Biogeosciences (Sep 2022)
Accounting for non-rainfall moisture and temperature improves litter decay model performance in a fog-dominated dryland system
Abstract
Historically, ecosystem models have treated rainfall as the primary moisture source driving litter decomposition. In many arid and semi-arid lands, however, non-rainfall moisture (fog, dew, and water vapor) plays a more important role in supporting microbial activity and carbon turnover. To date though, we lack a robust approach for modeling the role of non-rainfall moisture in litter decomposition. We developed a series of simple litter decay models with different moisture sensitivity and temperature sensitivity functions to explicitly represent the role of non-rainfall moisture in the litter decay process. To evaluate model performance, we conducted a 30-month litter decomposition study at 6 sites along a fog and dew gradient in the Namib desert, spanning almost an eightfold difference in non-rainfall moisture frequency. Litter decay rates in the field correlated with fog and dew frequencies but not with rainfall. Including either temperature or non-rainfall moisture sensitivity functions improved model performance, but the combination of temperature and moisture sensitivity together provided more realistic estimates of litter decomposition than relying on either alone.
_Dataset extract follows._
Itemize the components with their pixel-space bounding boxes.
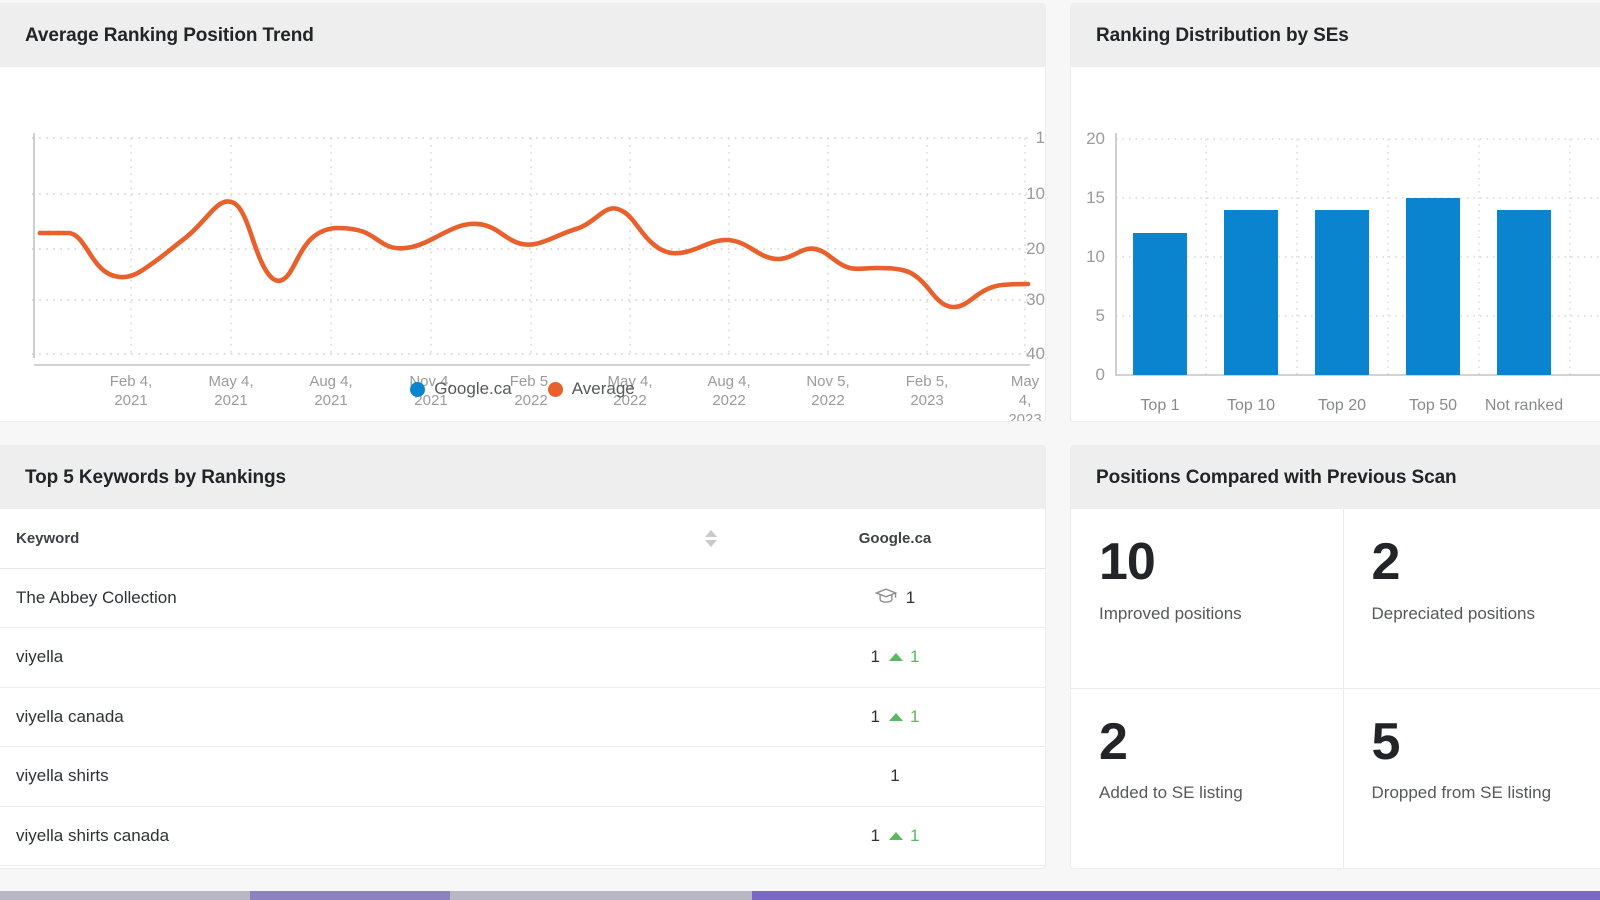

Model performance was similar regardless of whether we used continuous moisture sensitivity functions based on relative humidity or a simple binary function based on the presence of moisture, although a Gaussian temperature sensitivity outperformed a monotonically increasing Q10 temperature function. We demonstrate that explicitly modeling non-rainfall moisture and temperature together is necessary to accurately capture litter decay dynamics in a fog-affected dryland system and provide suggestions for how to incorporate non-rainfall moisture into existing Earth system models.